Mr Towers, a former chief executive of Rover, met BMW executive director Hagen Lüderitz in London yesterday for talks which were described as “very detailed and positive”. A BMW spokesman said his group agreed with Mr Towers’s summary of the talks and said that a further meeting had been agreed.

Under the advice of accountants Deloitte & Touche, the Phoenix plan is understood to rely on a £400m up-front payment from BMW, together with redundancies being paid for by the German car manufacturer.

Additional working capital would be raised through the sale of existing unsold Rover stock – the value of which is put at “hundreds of millions.”

Though the government is prepared to provide support for the Phoenix bid there is no provision for any government funding or debt guarantees in the business plan, with the Towers camp resigned to the fact that any such help would fall foul of the European authorities.
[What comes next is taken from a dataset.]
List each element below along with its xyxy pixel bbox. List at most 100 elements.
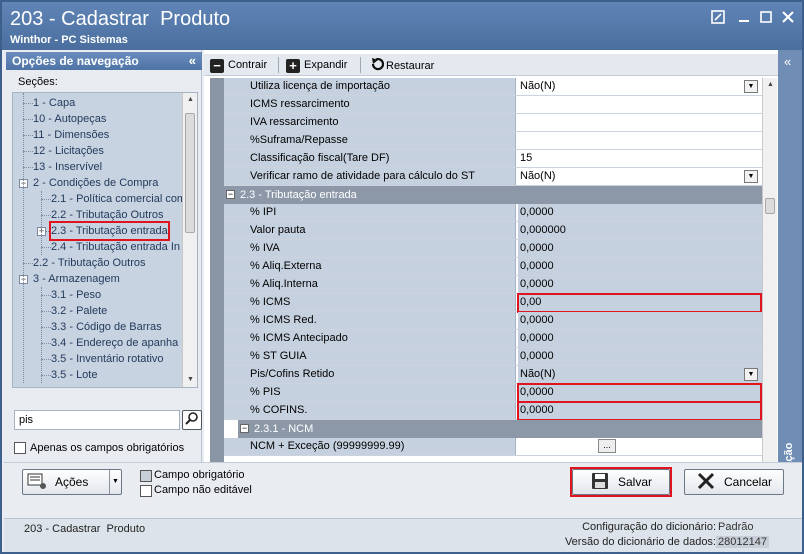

But on the assumption that Longbridge will remain lossmaking for a further three years, the Phoenix consortium needs an estimated £200m overdraft facility to run the business once the initial cash injection is exhausted.

BMW played down reports that venture capitalists Alchemy Partners had sought to reopen negotiations after the abrupt collapse of its deal to takeover Longbridge late on Thursday.

Having been ground down by the weeks of politicking, Alchemey boss John Moulton’s patience is said to have finally snapped over BMW’s refusal to pick up the pension liability for sacked Rover workers.

Mr Moulton is thought to have received a frosty response from Birmingham city council when seeking indicative planning approval to redevelop land at Longbridge.

Yesterday there were reports that Alchemy had contacted BMW to outline the terms under which it was prepared to resume talks, but BMW said: “We have finished our talks with Alchemy. We don’t see any reason to reopen them.”

BMW also denied there was any pressure on the group’s chairman, Professor Joachim Milberg, to resign. Unions representing workers at the Longbridge plant have been publicly backing the Phoenix plan since it was first launched since it held out the prospect of maintaining volume car production in the Midlands.

But privately union leaders remain dubious about Mr Towers’s chances of success, concerned at the lack of news on funding. “We are still sceptical about the Towers bid. A lot of workers think he is going to rescue them,” one senior of ficer said.

“The fear is they have been led up the garden path and the consortium hasn’t got the money.

“If the backers are in place he should reveal them. Not even Downing Street knows who they are.”

But Sir Ken Jackson, head of the AEEU engineering union, said: “The signs are that BMW are serious about talking with Phoenix. The atmosphere is definitely different to last week. It’s up to Phoenix to demonstrate to BMW that they have the cash.”